There is no arguing the fact that leadership sets the pace for an organization or group. As well-meaning as some leaders may be, there are several simple, common mistakes that could end up costing their business a lot in the long run.
Using “I” Instead of “We”
When leaders use “I” excessively when referring to goals and targets, it can unintentionally appear as if they are holding their power and position over their employees. This can make others feel insignificant and unappreciated. It is vital that employees feel like they are a part of a team and as if they are vital towards the company’s goals and future.
Simply changing pronoun usage from “I” to “we” can make significant changes in the workplace atmosphere and attitudes of your employees.
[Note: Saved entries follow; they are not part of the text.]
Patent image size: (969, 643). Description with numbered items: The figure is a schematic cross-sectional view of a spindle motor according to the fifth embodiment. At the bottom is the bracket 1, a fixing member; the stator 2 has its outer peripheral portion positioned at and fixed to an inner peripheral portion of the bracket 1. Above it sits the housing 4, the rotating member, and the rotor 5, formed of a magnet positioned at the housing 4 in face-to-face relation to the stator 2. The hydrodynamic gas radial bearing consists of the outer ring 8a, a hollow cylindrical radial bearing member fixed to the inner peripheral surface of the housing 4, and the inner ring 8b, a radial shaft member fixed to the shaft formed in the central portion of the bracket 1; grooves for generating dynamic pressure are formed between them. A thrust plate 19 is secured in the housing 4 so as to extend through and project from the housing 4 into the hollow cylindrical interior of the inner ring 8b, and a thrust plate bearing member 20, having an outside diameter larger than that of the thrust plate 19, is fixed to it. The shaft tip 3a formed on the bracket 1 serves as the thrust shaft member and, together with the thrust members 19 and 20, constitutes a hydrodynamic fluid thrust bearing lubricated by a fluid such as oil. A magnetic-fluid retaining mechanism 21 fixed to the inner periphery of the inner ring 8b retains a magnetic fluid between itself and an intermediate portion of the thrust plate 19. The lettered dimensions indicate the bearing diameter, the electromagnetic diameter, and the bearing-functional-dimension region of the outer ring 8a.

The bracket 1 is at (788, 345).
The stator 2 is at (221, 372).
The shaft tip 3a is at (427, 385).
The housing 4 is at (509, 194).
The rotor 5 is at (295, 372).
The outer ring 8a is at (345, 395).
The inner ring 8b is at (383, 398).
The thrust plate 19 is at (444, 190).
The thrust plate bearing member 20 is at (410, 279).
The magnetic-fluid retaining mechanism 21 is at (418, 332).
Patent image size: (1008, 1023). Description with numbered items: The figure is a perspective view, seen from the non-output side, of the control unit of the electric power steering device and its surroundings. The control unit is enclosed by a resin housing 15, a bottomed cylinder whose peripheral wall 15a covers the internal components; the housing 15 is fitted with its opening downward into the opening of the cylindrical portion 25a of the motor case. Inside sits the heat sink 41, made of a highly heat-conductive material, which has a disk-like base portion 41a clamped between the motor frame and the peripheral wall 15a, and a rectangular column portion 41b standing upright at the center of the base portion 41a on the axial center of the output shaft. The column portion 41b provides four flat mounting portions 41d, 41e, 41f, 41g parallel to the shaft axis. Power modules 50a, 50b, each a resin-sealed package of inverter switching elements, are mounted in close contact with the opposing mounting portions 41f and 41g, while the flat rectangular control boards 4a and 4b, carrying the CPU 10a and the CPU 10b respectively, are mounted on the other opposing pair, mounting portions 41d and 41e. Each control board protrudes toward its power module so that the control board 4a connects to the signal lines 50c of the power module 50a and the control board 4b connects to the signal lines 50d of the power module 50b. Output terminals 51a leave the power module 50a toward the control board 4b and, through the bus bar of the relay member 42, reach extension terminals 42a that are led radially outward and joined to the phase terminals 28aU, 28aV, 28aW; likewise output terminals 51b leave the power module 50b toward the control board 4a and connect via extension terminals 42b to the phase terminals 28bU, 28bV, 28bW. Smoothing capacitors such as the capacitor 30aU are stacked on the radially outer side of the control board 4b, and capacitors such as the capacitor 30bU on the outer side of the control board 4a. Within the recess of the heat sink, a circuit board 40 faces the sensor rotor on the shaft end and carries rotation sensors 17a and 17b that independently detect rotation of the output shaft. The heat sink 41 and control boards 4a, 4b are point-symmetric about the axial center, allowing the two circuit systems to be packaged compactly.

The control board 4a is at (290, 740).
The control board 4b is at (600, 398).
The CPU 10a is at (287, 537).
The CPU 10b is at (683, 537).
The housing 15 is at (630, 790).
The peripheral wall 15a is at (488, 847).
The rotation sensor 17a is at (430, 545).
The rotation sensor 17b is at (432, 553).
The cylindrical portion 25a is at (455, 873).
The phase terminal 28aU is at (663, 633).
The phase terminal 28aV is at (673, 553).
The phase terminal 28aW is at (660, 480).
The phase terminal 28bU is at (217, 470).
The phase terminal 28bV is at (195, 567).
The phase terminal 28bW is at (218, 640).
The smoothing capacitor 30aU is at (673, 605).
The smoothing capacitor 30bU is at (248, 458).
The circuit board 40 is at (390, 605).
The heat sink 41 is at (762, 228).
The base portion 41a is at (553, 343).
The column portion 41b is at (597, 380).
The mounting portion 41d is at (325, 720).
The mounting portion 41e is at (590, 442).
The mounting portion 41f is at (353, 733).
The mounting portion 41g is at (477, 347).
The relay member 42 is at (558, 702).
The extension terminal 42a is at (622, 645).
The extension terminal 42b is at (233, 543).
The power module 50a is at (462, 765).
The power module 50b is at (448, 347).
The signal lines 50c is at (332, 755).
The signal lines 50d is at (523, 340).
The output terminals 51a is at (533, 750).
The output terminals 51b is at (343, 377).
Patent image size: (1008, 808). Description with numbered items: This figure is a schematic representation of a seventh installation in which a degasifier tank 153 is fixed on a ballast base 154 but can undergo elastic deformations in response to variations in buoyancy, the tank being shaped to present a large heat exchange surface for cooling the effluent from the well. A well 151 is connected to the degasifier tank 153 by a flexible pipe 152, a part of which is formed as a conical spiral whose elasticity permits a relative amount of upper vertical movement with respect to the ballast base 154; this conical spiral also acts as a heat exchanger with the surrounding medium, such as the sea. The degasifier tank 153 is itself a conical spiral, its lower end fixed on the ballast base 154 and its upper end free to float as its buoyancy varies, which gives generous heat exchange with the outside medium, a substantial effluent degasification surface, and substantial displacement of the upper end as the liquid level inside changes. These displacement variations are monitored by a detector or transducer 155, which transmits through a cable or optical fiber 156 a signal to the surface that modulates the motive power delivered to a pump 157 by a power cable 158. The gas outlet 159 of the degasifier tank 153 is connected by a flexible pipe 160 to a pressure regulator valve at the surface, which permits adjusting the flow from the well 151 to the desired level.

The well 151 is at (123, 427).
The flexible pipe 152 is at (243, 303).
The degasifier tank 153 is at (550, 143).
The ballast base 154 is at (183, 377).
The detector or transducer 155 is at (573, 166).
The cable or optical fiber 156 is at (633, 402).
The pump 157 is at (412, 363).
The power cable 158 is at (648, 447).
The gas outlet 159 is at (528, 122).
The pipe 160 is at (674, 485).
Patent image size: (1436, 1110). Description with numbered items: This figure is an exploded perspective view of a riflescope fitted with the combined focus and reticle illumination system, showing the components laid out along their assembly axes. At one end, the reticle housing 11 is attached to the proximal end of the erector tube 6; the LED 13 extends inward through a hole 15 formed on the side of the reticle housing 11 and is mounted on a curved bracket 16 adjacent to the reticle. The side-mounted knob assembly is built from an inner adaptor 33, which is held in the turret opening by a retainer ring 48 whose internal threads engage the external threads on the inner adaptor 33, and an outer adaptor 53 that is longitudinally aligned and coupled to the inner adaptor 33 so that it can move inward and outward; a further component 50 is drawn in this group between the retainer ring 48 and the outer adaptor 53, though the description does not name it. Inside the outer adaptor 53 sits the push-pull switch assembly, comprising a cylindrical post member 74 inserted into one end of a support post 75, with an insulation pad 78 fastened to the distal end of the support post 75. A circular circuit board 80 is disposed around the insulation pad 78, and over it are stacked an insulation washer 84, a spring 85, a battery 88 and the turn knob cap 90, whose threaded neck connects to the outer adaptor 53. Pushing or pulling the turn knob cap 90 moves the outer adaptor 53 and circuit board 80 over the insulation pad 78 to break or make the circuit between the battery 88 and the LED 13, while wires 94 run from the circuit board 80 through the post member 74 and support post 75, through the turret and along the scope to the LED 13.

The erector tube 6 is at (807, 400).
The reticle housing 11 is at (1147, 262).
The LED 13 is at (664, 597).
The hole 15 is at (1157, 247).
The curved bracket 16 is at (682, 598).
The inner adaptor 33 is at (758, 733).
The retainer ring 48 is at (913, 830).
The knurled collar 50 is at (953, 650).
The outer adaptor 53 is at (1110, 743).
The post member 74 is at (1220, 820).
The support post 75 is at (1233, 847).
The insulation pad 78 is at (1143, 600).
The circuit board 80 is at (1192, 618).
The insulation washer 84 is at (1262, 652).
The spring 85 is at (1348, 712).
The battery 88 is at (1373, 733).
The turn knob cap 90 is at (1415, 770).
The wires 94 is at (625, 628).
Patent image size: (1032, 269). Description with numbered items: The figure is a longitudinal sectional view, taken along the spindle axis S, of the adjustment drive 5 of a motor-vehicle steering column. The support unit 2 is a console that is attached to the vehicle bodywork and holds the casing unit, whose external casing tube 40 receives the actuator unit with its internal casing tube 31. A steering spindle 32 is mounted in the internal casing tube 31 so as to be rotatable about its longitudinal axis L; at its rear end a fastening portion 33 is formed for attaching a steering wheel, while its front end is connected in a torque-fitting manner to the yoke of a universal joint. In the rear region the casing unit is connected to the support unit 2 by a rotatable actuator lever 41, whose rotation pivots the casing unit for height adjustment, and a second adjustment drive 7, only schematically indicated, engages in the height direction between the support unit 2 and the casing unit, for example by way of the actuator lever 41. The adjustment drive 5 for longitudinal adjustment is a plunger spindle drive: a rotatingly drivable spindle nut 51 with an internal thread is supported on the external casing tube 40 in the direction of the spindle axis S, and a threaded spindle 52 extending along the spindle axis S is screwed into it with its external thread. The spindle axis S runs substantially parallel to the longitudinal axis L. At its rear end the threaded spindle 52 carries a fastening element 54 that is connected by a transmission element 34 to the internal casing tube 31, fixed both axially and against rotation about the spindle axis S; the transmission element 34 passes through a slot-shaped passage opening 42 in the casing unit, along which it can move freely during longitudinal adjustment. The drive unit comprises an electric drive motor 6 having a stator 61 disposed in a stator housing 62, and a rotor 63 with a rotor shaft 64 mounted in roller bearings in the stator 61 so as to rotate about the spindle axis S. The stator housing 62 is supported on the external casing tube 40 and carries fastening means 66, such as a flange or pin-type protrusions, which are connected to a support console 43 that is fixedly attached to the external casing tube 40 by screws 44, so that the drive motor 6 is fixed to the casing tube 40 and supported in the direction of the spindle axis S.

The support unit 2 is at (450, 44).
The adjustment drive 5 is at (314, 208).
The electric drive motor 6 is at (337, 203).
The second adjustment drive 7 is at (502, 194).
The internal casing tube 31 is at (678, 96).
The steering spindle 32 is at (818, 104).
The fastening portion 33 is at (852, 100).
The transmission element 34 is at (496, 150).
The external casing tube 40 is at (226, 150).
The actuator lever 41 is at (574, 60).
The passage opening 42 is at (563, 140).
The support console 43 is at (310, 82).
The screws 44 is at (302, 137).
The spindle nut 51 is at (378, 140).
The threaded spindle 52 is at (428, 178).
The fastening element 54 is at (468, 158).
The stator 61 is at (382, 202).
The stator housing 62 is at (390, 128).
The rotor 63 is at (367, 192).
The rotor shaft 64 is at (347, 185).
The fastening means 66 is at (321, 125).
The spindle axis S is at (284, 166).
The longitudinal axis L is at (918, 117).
It also reminds leadership that they are part of the team and helps to shift focus from the individual to the team. This mindset allows the leader to be more mindful of the needs of their employees, thereby making them a better leader.
At a certain point, every leader needs to let go of some tasks by delegating to others. A typical mistake leaders make is delegating, but then micromanaging every aspect of how the team member completes the task and instantly jumping in and interfering or taking the job back if something goes wrong.
The verb delegate means “to send or appoint as deputy or representative; to commit (powers, functions, etc.) to another as agent or deputy.” Some form of distance and autonomy is implied and necessary to make this possible. Constantly interfering when you delegate a task can make the employee feel like little more than a servant with no independence or ability to use their judgment.
When a leader behaves this way, it is usually driven by fear – fear that their employee will not complete the job correctly. Quite often the leader decides merely to keep the project or task to themselves, even though they do not have the time or training to do it. This adds to the leader’s stress and can often end in negative results. Proper delegation is designed to train employees to become more independent and can produce more leaders, helping the company as a whole.
Failing to Provide Feedback
According to a recent poll gathered, executives reported that failing to provide employee feedback was the most common error leaders make. It is not only essential to provide feedback in general, but it is also important that the feedback is timely – while circumstances or events are fresh.
Feedback allows your employees to improve and grow in their position and performance. Also, remember that feedback should not just be all negative – ways they are doing something wrong. Positive feedback and recognizing good performance and those who strive to excel in their job is just as vital as constructive criticism.
Being Too Friendly
Most leaders want to be perceived as approachable and friendly to their employees. Employees are happier and more productive when they feel their leadership is kind, fair, and approachable. Knowing where to draw the line can be difficult at times though. People often try to take advantage of a perceived friendship during difficult times or times when correction is necessary.
Balancing friendliness with proper authority can be a challenge. While it does not mean that leaders cannot socialize with their employees, it is imperative that leadership sets clear boundaries. This eliminates the temptation for employees to take advantage of them.
Another very common mistake leaders make is attempting to “drive” or force employee performance or business profits. No matter how bad it is wanted, performance and profit can only be affected indirectly, not directly. High performance and profits are the result of an action or decision.
The term “drive” implies that something is being forced to move, with no independence or decision available to the item being moved. This mindset tends to reduce employees to the slave mentality and unintentionally implies that they cannot be trusted or are incapable of making proper decisions on their own. This attitude severely affects employee morale and performance – often resulting in the very opposite result the leader is attempting to achieve.